Not that you need to, but if you google 'Noam Chomsky', it tells you that he's a linguist, cognitive scientist, philosopher, activist and political commentator. What it doesn't tell you is that he is the lead in an animated documentary.
Michael Gondry, the brilliant filmmaker behind the classic Eternal Sunshine of the Spotless Mind, recently made a documentary, Is the Man who is Tall Happy?, which is basically a long conversation with Noam Chomsky where he talks about science, philosophy, our society and everything else all of that encompasses. What he doesn't talk about are dragons, monsters or princesses trapped in castle towers. And yet, this documentary is an animated production.
People who have been living under a rock or have been in coma over the last decade will be surprised to find that animated movies are no longer the medium for just family friendly content meant for kids.
Gondry's documentary is not an exception to any rule - the animation industry has produced many socially conscious and serious films. In 2008, Israeli documentary maker and former soldier, Ari Folman, came up with the critically acclaimed Waltz with Bashir, an animated recreation of Folman's own experiences of recalling his unit's role in the 1982 Lebanon War.
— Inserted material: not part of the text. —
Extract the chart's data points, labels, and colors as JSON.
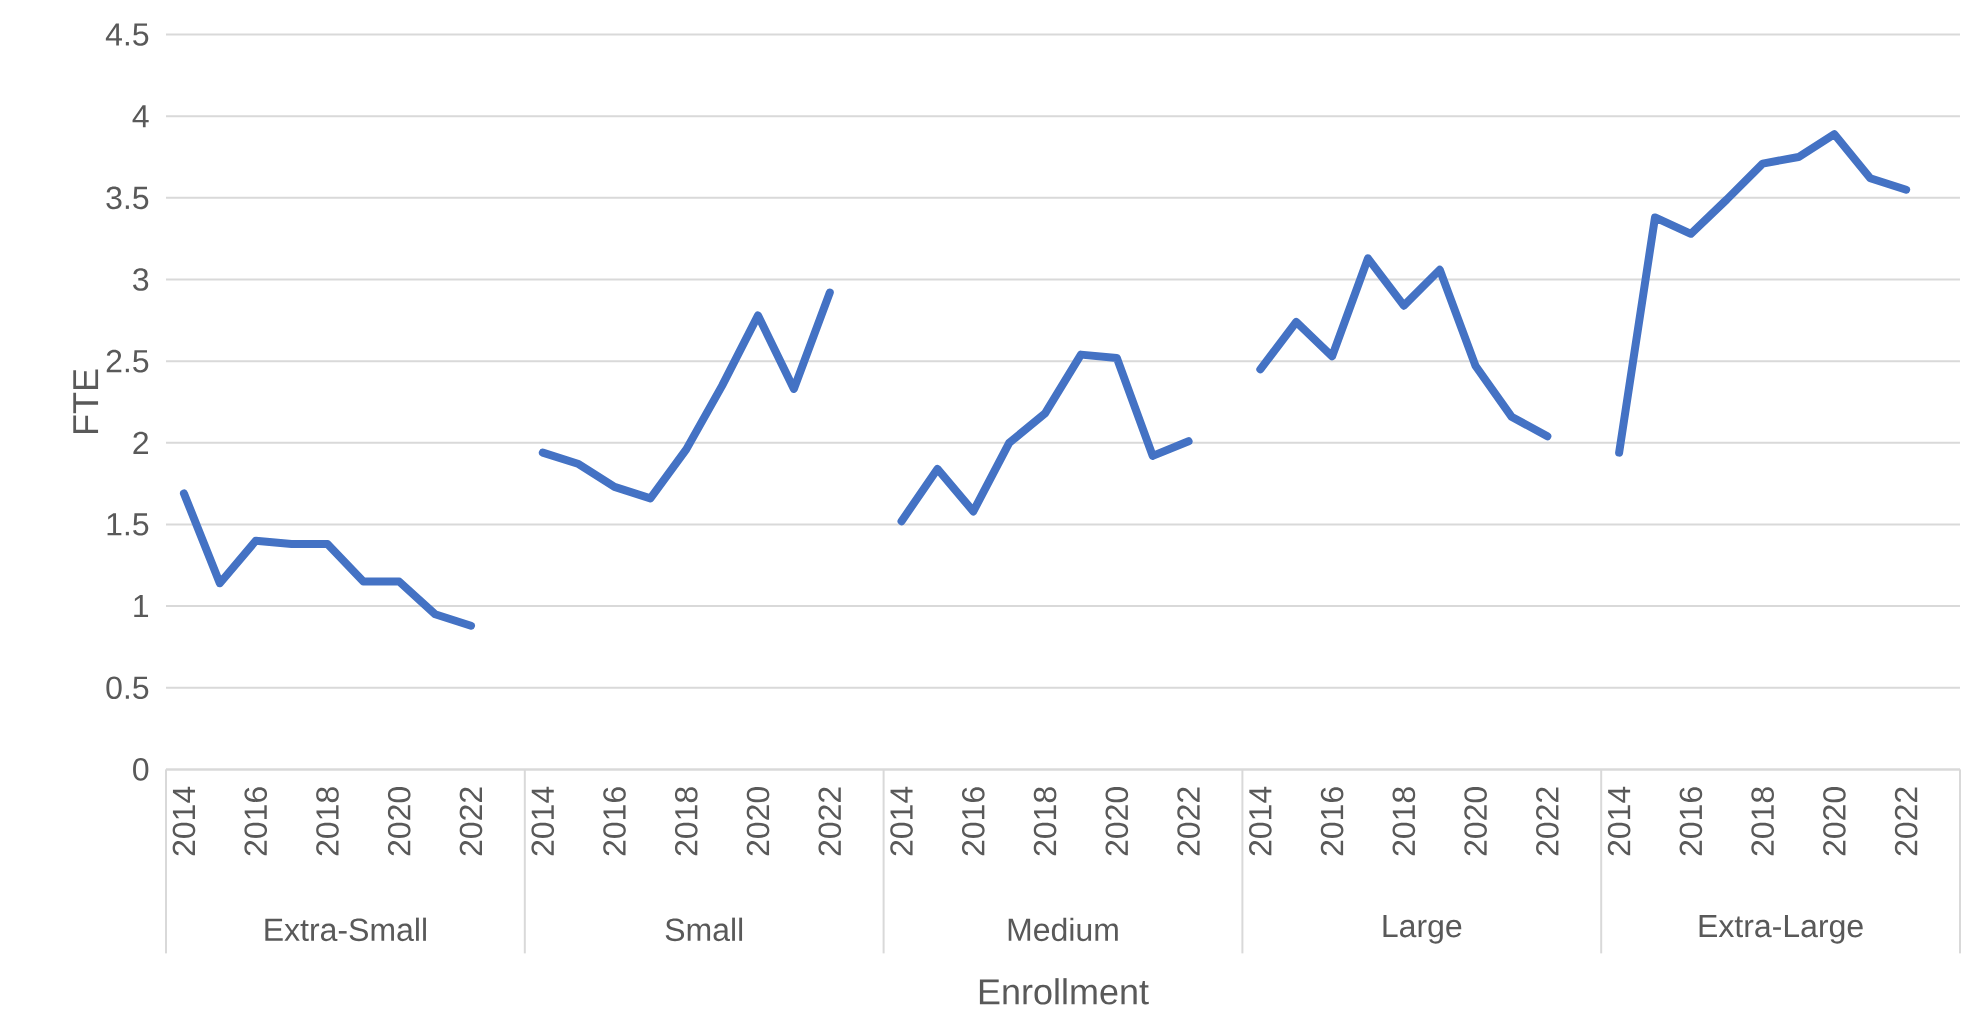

Iranian storyteller, Marjane Satrapi's graphic novel turned animated film Persepolis was a huge success in festivals and home theatres all over the world. It was not aimed at kids even though it was a coming-of-age story about a girl growing up during the revolution in Iran, her teenage years in Paris and her return to a completely different and now Islamic Iran. The movie touched upon many politically debatable topics in a direct manner, including communism, oil based clandestine western diplomacy, women's sexual expression, etc. In fact, perhaps an animated movie served the purpose of the novel better, seeing how it earned quite a name for itself even in the adolescent circles.
Now, let us turn our gaze towards mainstream Hollywood animated films that are mostly released around the holidays. This year, the kids were delighted with The Croods, Despicable Me 2 and right now, Disney's Frozen is being touted as the best Disney animation since The Lion King. Besides being touted as blockbusters, what else is common to each of them? They are all marketed to the same group of people - kids, early teenagers and their parents. I'm not saying such movies are dumb - they are movies made by intelligent people, the animation and storytelling reeks of talent, but you cannot ignore how movies such as these are marketed to earn hundreds of millions at the box office, while films like A Scanner Darkly, Rango or Waking Life are merely cult hits.
The truth is, in America, and by association most of the other markets that follow suit, animation is still a genre and not yet a medium and this genre exclusively depends on children for survival. The irony is that television on the other hand has been airing shows like The Simpsons and South Park which are full of satire and often adult themed humour. Perhaps one day, there will be a full-on horror film or a romantic drama that is animated and targeted at the general public at the same time.
A good example to follow would be that of Japan. When it comes to animation, the entire world is on one side while Japanese anime is on the other. It is a whole different universe in itself and in the true is a medium for any kind of content that you can imagine.
Whether you want horror, comedy, romance, action or even hentai , you will find popular examples of all of these within anime. Daft Punk fans can also vouch for the fact that anime even includes musicals. "Interstella 5555: The 5tory of the 5ecret 5tar 5ystem" is an anime action adventure musical which is the "visual realization" to Daft Punk's album 'Discovery'. The sci-fi anime Paprika is the main inspiration behind Hollywood's Inception, and this is a fact quoted by none other than Christopher Nolan himself.
Perhaps the reason why Japanese animation has managed to achieve what others have not is the way the Japanese people look at animation. For them, anime is an outlet of pure fantasy. They use it best to express ideas and desires that are simply not possible with live action. A large part of it also deals with fetishes of people who live in a relatively conservative society. If western animation studios adopt this approach, there's no telling how many possibilities of varied content will arise.
But we cannot simply present one side of the argument and take off. We need to ask ourselves why is it that animation studios in the west do not take risks like they do in Japan. Obviously, cost is an issue. With the amount of money it takes to produce an animated film, it is no surprise that the studios want to ensure that their investments yield dividends. But more than that, there's also the question of shelf life of animated films. With the kind of new technology that is being used every couple of years, it has become very important for the suits financing these movies to ensure that their products earn all they can when they can. Very rarely does a Lion King, Toy Story or a Shrek come along that can stand the test of time despite inferior quality of animation.
An animated movie that seems state of the art today might seem outdated in a couple of years. Compare this to anime, where technically, the level of animation quality has remained constant throughout. They are more concerned with colour and camera angles while the western studios harp over details. This is also why hardcore fans of either kind of animation cannot really enjoy the other style. To really enjoy both, my advice is to look beyond the detailing and the cinematography and simply analyze the content. At the end of the day, it is great content that makes great animated films - nothing more, nothing less.